Professeur de scénarisation à l'UQÀM au moment
des revendications étudiantes pour une révision des transferts
de bourses d'études en prêts, le scénariste du Banquet
(et père de Sébastien Rose) a vraisemblablement tiré
son inspiration d'une réalité personnelle accablante et
voulu communiquer ses impressions sur la situation. Cependant, là
où un Âge des ténèbres étouffait
tout le mince potentiel de son récit en forme de liste d'épicerie
par le recours à un seul point de vue désillusionné,
le scénario d'Hubert-Yves Rose bénéficie de plusieurs
choix de développement qui élèvent son propos,
à commencer par l'absence de réel personnage principal.
Comme c'est presque toujours le cas, la multiplication des sujets actifs
tend à réduire la portée individuelle de leur psychologie
et de leurs actions ; elle renforce néanmoins leur charge symbolique,
et fait du Banquet quelque chose comme une partie d'échecs
où se disputerait l'avenir d'une société. Une partie
qui ne compterait, pour l'instant, aucun vainqueur...
En phase totale avec une certaine manière de film choral contemporain,
l'oeuvre entrecroise donc les itinéraires d'un professeur de
scénarisation (tiens donc...) et d'un élève étrangement
harcelant, du doyen d'une université de Montréal (demeurant
sans nom...) et de sa fille récemment sortie de désintoxication,
ainsi que ceux des meneurs peu compatibles du mouvement étudiant
(l'un pacifiste idéaliste, l'autre plus épris de gloire
et de casse). On le comprend vite, Le Banquet fictionnalise
le sujet de la récente grève étudiante pour mieux
se diriger vers une réflexion sur la transmission du savoir,
et fait état du sempiternel gouffre générationnel
tel qu'il se définit présentement au Québec (l'intention
des créateurs n'étant pas d'en dépasser les frontières).
Et si le constat qu'ils dressent est loin d'être rose, le mérite
leur revient d'avoir évité le psychologisme et laissé
parler les conflits interpersonnels: l'incompréhension entre
un parent et sa progéniture, l'hésitation de la jeunesse
face aux perspectives d'avenir, l'admiration pour le maître et
la confusion de celui-ci devant des actes en apparence irrationnels
se donnent ainsi comme tels, à l'état brut. Si bien que
l'éloquence dépouillée des situations, ainsi que
l'excellent jeu des acteurs, tendent à compenser les faiblesses
d'un texte se faisant parfois trop appuyé (« énonciatif
», dirait lui-même Hubert-Yves Rose selon des sources sûres...).

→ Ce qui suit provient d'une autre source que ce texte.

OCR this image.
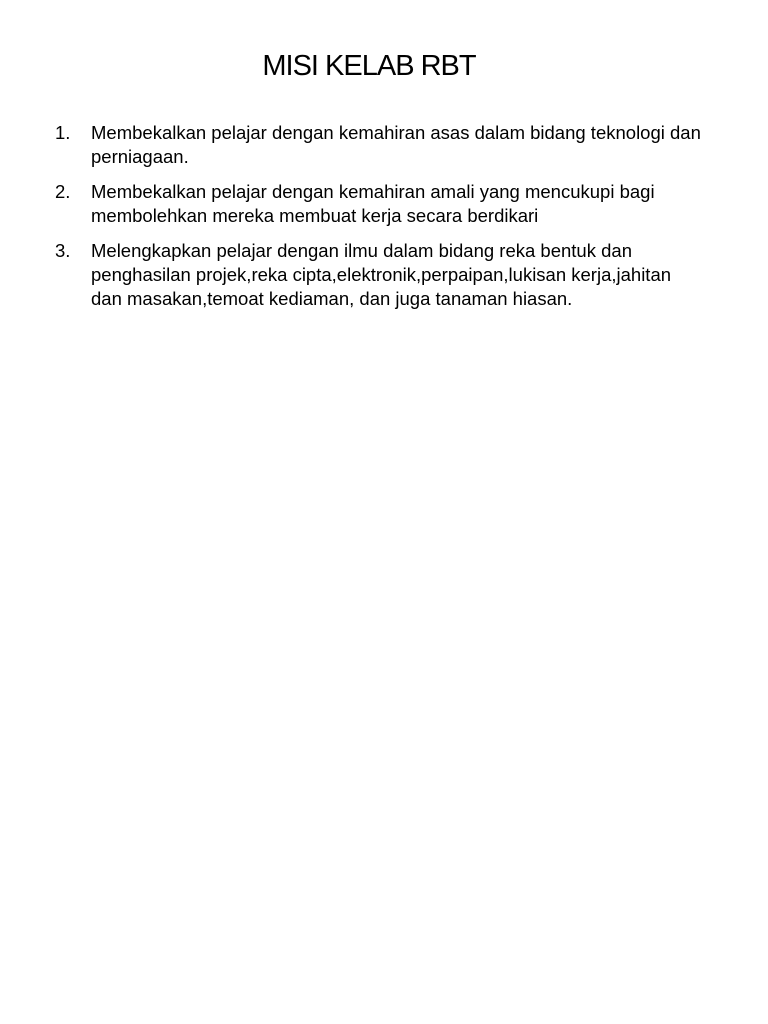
MISI KELAB RBT
1.	Membekalkan pelajar dengan kemahiran asas dalam bidang teknologi dan perniagaan.
2.	Membekalkan pelajar dengan kemahiran amali yang mencukupi bagi membolehkan mereka membuat kerja secara berdikari
3.	Melengkapkan pelajar dengan ilmu dalam bidang reka bentuk dan penghasilan projek,reka cipta,elektronik,perpaipan,lukisan kerja,jahitan dan masakan,temoat kediaman, dan juga tanaman hiasan.
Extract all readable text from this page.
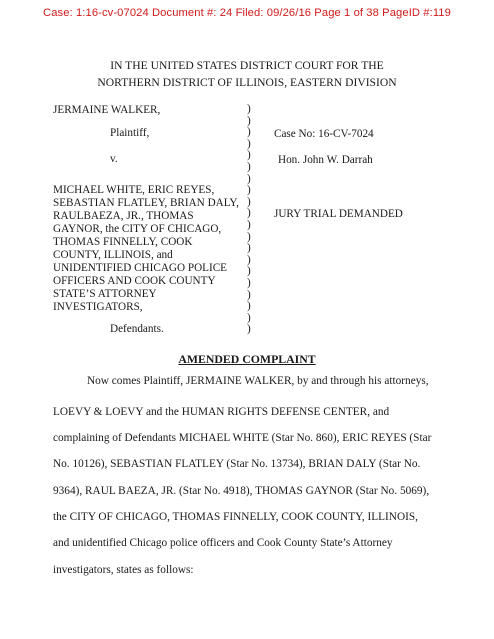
Case: 1:16-cv-07024 Document #: 24 Filed: 09/26/16 Page 1 of 38 PageID #:119
IN THE UNITED STATES DISTRICT COURT FOR THE
NORTHERN DISTRICT OF ILLINOIS, EASTERN DIVISION
JERMAINE WALKER,
Plaintiff,
v.
MICHAEL WHITE, ERIC REYES,
SEBASTIAN FLATLEY, BRIAN DALY,
RAULBAEZA, JR., THOMAS
GAYNOR, the CITY OF CHICAGO,
THOMAS FINNELLY, COOK
COUNTY, ILLINOIS, and
UNIDENTIFIED CHICAGO POLICE
OFFICERS AND COOK COUNTY
STATE’S ATTORNEY
INVESTIGATORS,
Defendants.
)
)
)
)
)
)
)
)
)
)
)
)
)
)
)
)
)
)
)
)
Case No: 16-CV-7024
Hon. John W. Darrah
JURY TRIAL DEMANDED
AMENDED COMPLAINT
Now comes Plaintiff, JERMAINE WALKER, by and through his attorneys,
LOEVY & LOEVY and the HUMAN RIGHTS DEFENSE CENTER, and
complaining of Defendants MICHAEL WHITE (Star No. 860), ERIC REYES (Star
No. 10126), SEBASTIAN FLATLEY (Star No. 13734), BRIAN DALY (Star No.
9364), RAUL BAEZA, JR. (Star No. 4918), THOMAS GAYNOR (Star No. 5069),
the CITY OF CHICAGO, THOMAS FINNELLY, COOK COUNTY, ILLINOIS,
and unidentified Chicago police officers and Cook County State’s Attorney
investigators, states as follows:
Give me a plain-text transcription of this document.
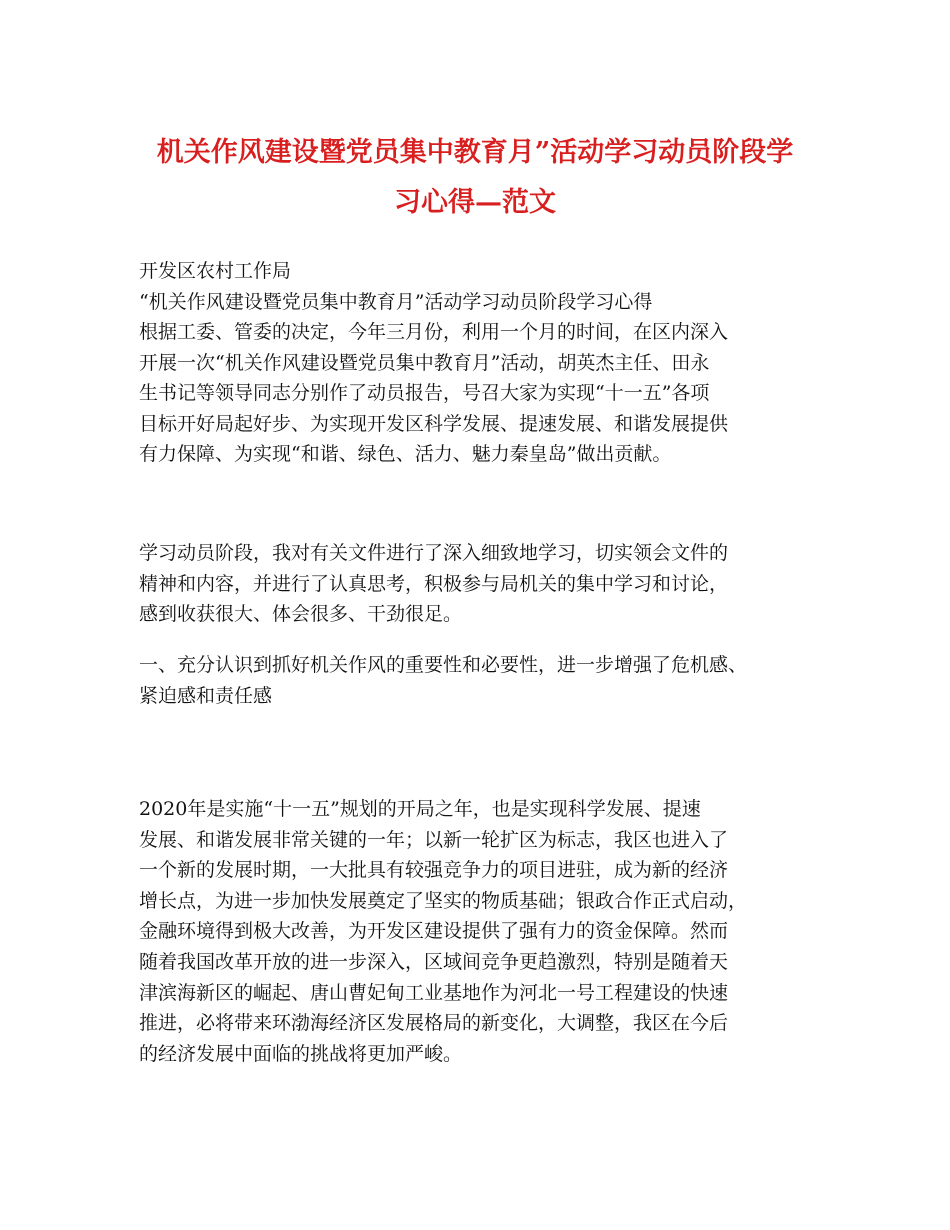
机关作风建设暨党员集中教育月”活动学习动员阶段学
习心得—范文
开发区农村工作局
“机关作风建设暨党员集中教育月”活动学习动员阶段学习心得
根据工委、管委的决定，今年三月份，利用一个月的时间，在区内深入
开展一次“机关作风建设暨党员集中教育月”活动，胡英杰主任、田永
生书记等领导同志分别作了动员报告，号召大家为实现“十一五”各项
目标开好局起好步、为实现开发区科学发展、提速发展、和谐发展提供
有力保障、为实现“和谐、绿色、活力、魅力秦皇岛”做出贡献。
学习动员阶段，我对有关文件进行了深入细致地学习，切实领会文件的
精神和内容，并进行了认真思考，积极参与局机关的集中学习和讨论，
感到收获很大、体会很多、干劲很足。
一、充分认识到抓好机关作风的重要性和必要性，进一步增强了危机感、
紧迫感和责任感
2020年是实施“十一五”规划的开局之年，也是实现科学发展、提速
发展、和谐发展非常关键的一年；以新一轮扩区为标志，我区也进入了
一个新的发展时期，一大批具有较强竞争力的项目进驻，成为新的经济
增长点，为进一步加快发展奠定了坚实的物质基础；银政合作正式启动，
金融环境得到极大改善，为开发区建设提供了强有力的资金保障。然而
随着我国改革开放的进一步深入，区域间竞争更趋激烈，特别是随着天
津滨海新区的崛起、唐山曹妃甸工业基地作为河北一号工程建设的快速
推进，必将带来环渤海经济区发展格局的新变化，大调整，我区在今后
的经济发展中面临的挑战将更加严峻。
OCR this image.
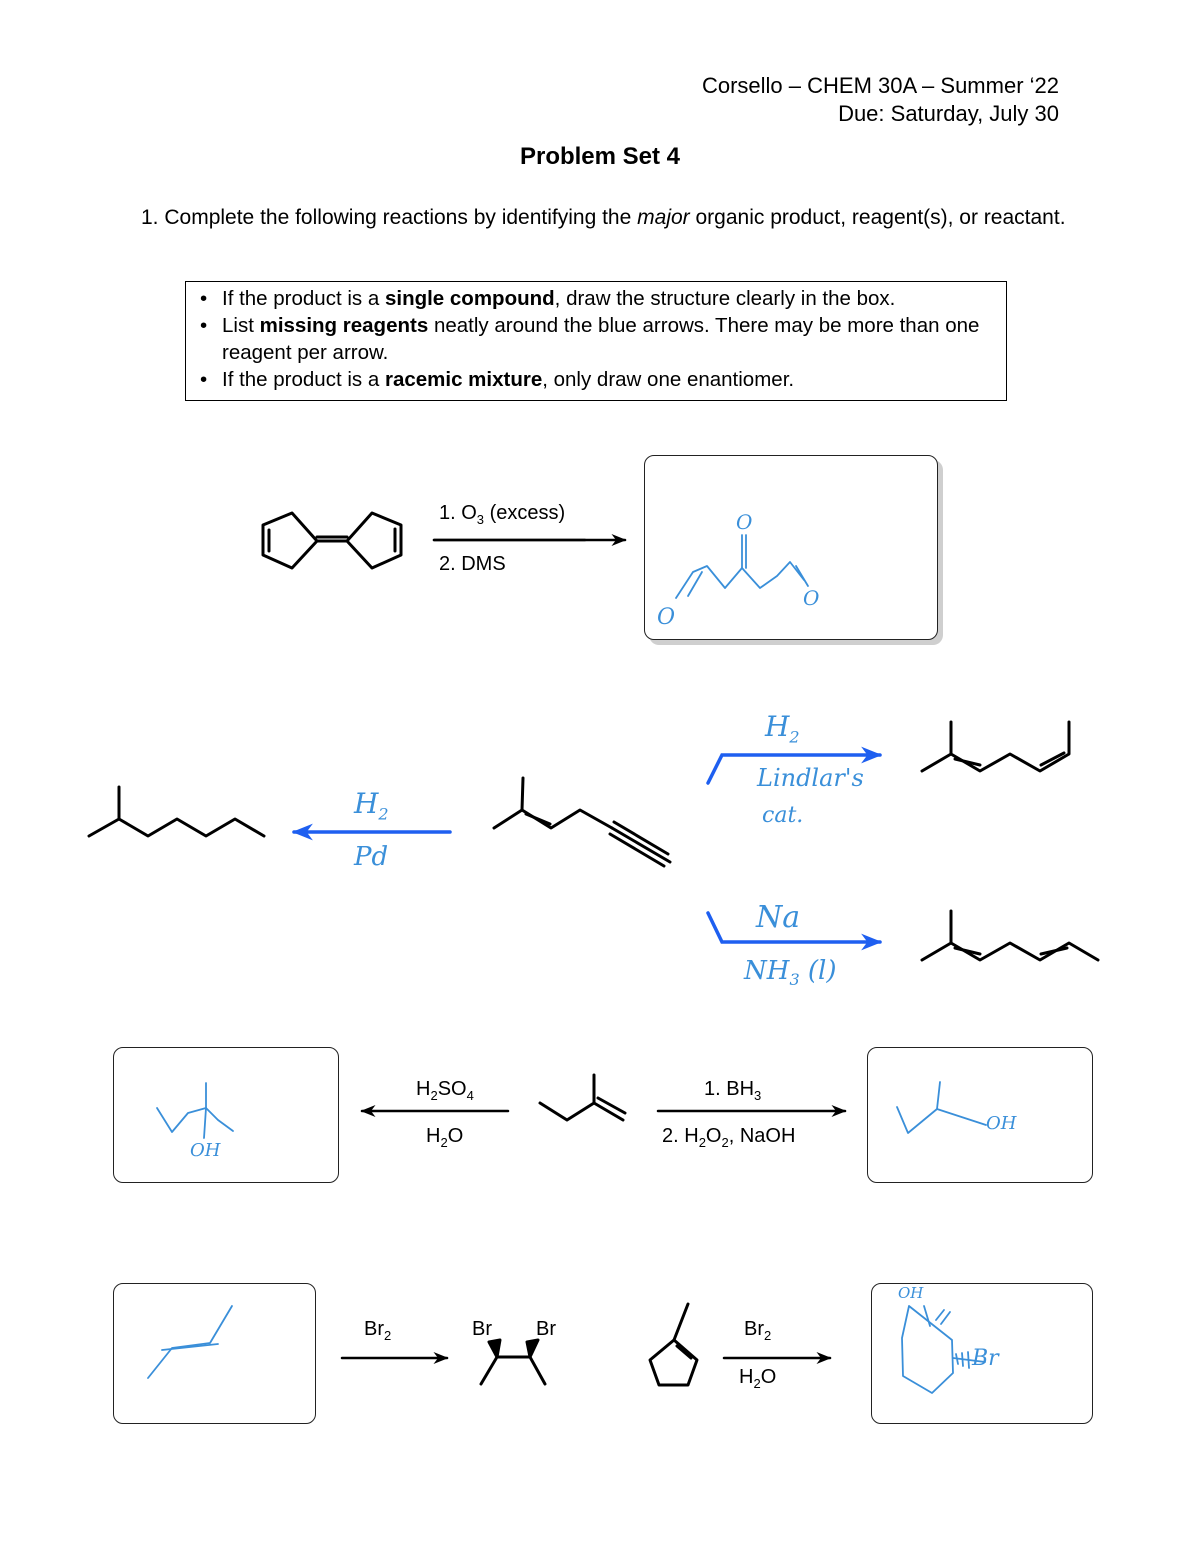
Corsello – CHEM 30A – Summer ‘22
Due: Saturday, July 30
Problem Set 4
1. Complete the following reactions by identifying the major organic product, reagent(s), or reactant.
• If the product is a single compound, draw the structure clearly in the box.
• List missing reagents neatly around the blue arrows. There may be more than one reagent per arrow.
• If the product is a racemic mixture, only draw one enantiomer.
1. $O_3$ (excess)
2. DMS
O
O
O
$H_2$
Pd
$H_2$
Lindlar's
cat.
Na
$NH_3$ (l)
$H_2SO_4$
$H_2O$
1. $BH_3$
2. $H_2O_2$, NaOH
OH
OH
$Br_2$	Br Br	$Br_2$
$H_2O$
OH
Br
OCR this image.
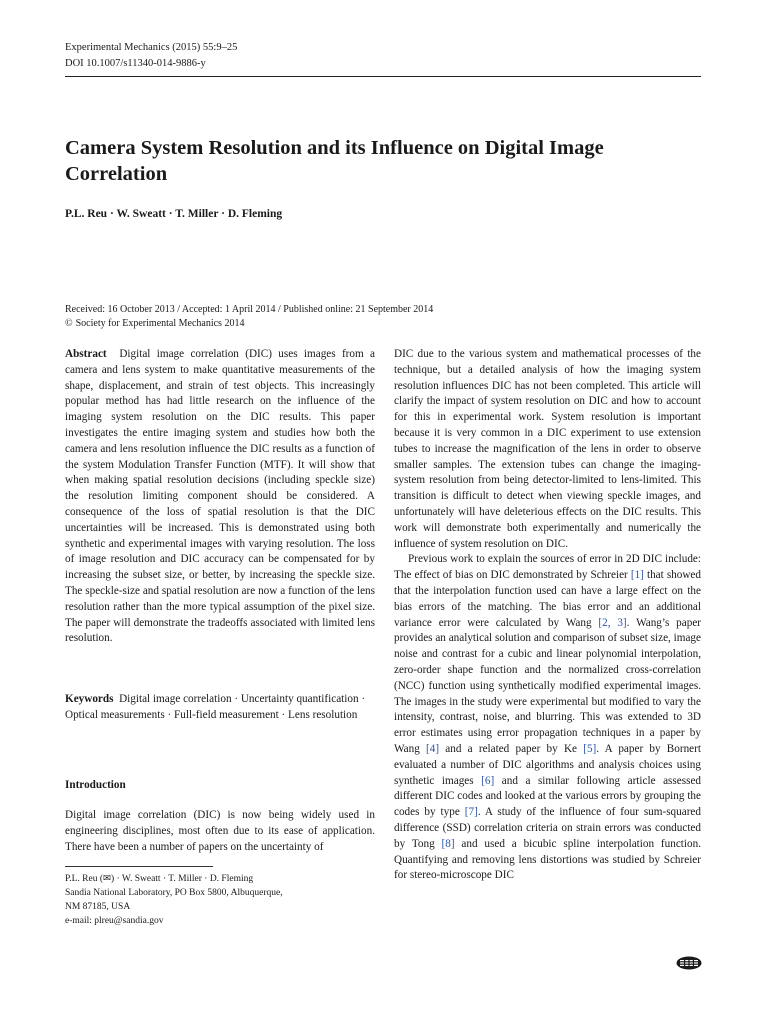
Experimental Mechanics (2015) 55:9–25
DOI 10.1007/s11340-014-9886-y
Camera System Resolution and its Influence on Digital Image Correlation
P.L. Reu · W. Sweatt · T. Miller · D. Fleming
Received: 16 October 2013 / Accepted: 1 April 2014 / Published online: 21 September 2014
© Society for Experimental Mechanics 2014

Abstract Digital image correlation (DIC) uses images from a camera and lens system to make quantitative measurements of the shape, displacement, and strain of test objects. This increasingly popular method has had little research on the influence of the imaging system resolution on the DIC results. This paper investigates the entire imaging system and studies how both the camera and lens resolution influence the DIC results as a function of the system Modulation Transfer Function (MTF). It will show that when making spatial resolution decisions (including speckle size) the resolution limiting component should be considered. A consequence of the loss of spatial resolution is that the DIC uncertainties will be increased. This is demonstrated using both synthetic and experimental images with varying resolution. The loss of image resolution and DIC accuracy can be compensated for by increasing the subset size, or better, by increasing the speckle size. The speckle-size and spatial resolution are now a function of the lens resolution rather than the more typical assumption of the pixel size. The paper will demonstrate the tradeoffs associated with limited lens resolution.

Keywords Digital image correlation · Uncertainty quantification · Optical measurements · Full-field measurement · Lens resolution

Introduction

Digital image correlation (DIC) is now being widely used in engineering disciplines, most often due to its ease of application. There have been a number of papers on the uncertainty of

P.L. Reu (✉) · W. Sweatt · T. Miller · D. Fleming
Sandia National Laboratory, PO Box 5800, Albuquerque,
NM 87185, USA
e-mail: plreu@sandia.gov

DIC due to the various system and mathematical processes of the technique, but a detailed analysis of how the imaging system resolution influences DIC has not been completed. This article will clarify the impact of system resolution on DIC and how to account for this in experimental work. System resolution is important because it is very common in a DIC experiment to use extension tubes to increase the magnification of the lens in order to observe smaller samples. The extension tubes can change the imaging-system resolution from being detector-limited to lens-limited. This transition is difficult to detect when viewing speckle images, and unfortunately will have deleterious effects on the DIC results. This work will demonstrate both experimentally and numerically the influence of system resolution on DIC.

Previous work to explain the sources of error in 2D DIC include: The effect of bias on DIC demonstrated by Schreier [1] that showed that the interpolation function used can have a large effect on the bias errors of the matching. The bias error and an additional variance error were calculated by Wang [2, 3]. Wang’s paper provides an analytical solution and comparison of subset size, image noise and contrast for a cubic and linear polynomial interpolation, zero-order shape function and the normalized cross-correlation (NCC) function using synthetically modified experimental images. The images in the study were experimental but modified to vary the intensity, contrast, noise, and blurring. This was extended to 3D error estimates using error propagation techniques in a paper by Wang [4] and a related paper by Ke [5]. A paper by Bornert evaluated a number of DIC algorithms and analysis choices using synthetic images [6] and a similar following article assessed different DIC codes and looked at the various errors by grouping the codes by type [7]. A study of the influence of four sum-squared difference (SSD) correlation criteria on strain errors was conducted by Tong [8] and used a bicubic spline interpolation function. Quantifying and removing lens distortions was studied by Schreier for stereo-microscope DIC
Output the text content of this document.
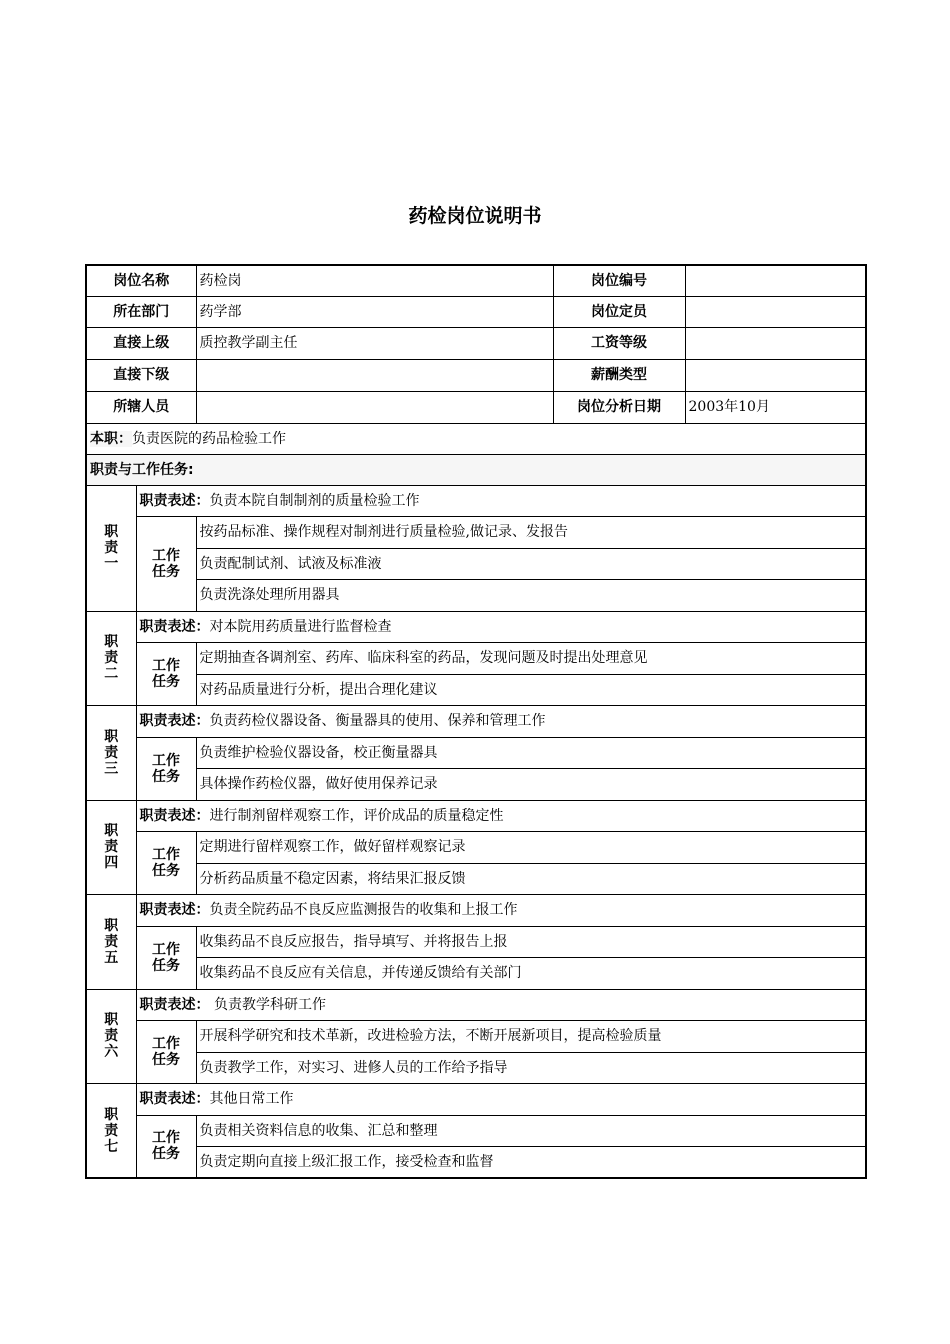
药检岗位说明书
岗位名称		药检岗	岗位编号	
所在部门		药学部	岗位定员	
直接上级		质控教学副主任	工资等级	
直接下级			薪酬类型	
所辖人员			岗位分析日期	2003年10月
本职：负责医院的药品检验工作				
职责与工作任务:				

职
责
一	职责表述：负责本院自制制剂的质量检验工作			

	工作
任务	按药品标准、操作规程对制剂进行质量检验,做记录、发报告		
		负责配制试剂、试液及标准液		
		负责洗涤处理所用器具		

职
责
二	职责表述：对本院用药质量进行监督检查			

	工作
任务	定期抽查各调剂室、药库、临床科室的药品，发现问题及时提出处理意见		
		对药品质量进行分析，提出合理化建议		

职
责
三	职责表述：负责药检仪器设备、衡量器具的使用、保养和管理工作			

	工作
任务	负责维护检验仪器设备，校正衡量器具		
		具体操作药检仪器，做好使用保养记录		

职
责
四	职责表述：进行制剂留样观察工作，评价成品的质量稳定性			

	工作
任务	定期进行留样观察工作，做好留样观察记录		
		分析药品质量不稳定因素，将结果汇报反馈		

职
责
五	职责表述：负责全院药品不良反应监测报告的收集和上报工作			

	工作
任务	收集药品不良反应报告，指导填写、并将报告上报		
		收集药品不良反应有关信息，并传递反馈给有关部门		

职
责
六	职责表述： 负责教学科研工作			

	工作
任务	开展科学研究和技术革新，改进检验方法，不断开展新项目，提高检验质量		
		负责教学工作，对实习、进修人员的工作给予指导		

职
责
七	职责表述：其他日常工作			

	工作
任务	负责相关资料信息的收集、汇总和整理		
		负责定期向直接上级汇报工作，接受检查和监督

Heureusement, le film de Sébastien Rose ne se contente pas d'être
politiquement chargé dans son contenu, mais l'est aussi dans
sa mise en scène, démontrant un réel parti pris
de militantisme. La réalisation de ce brûlot ne fait pas
de quartier, ne propose aucun échappatoire ludique ; lorsque
des gens n'y bavardent pas des problèmes qui les habitent à
ce moment de leur existence, sa seule trame sonore est celle des tam-tams
et des slogans révolutionnaires. Mais là où le
tout aurait pu s'avérer étouffant et essoufflant (quelques
longueurs dans la première partie détonnent par ailleurs
avec la densité des développements plus tardifs), l'intégrité
et l'inspiration du réalisateur suscitent plutôt l'admiration.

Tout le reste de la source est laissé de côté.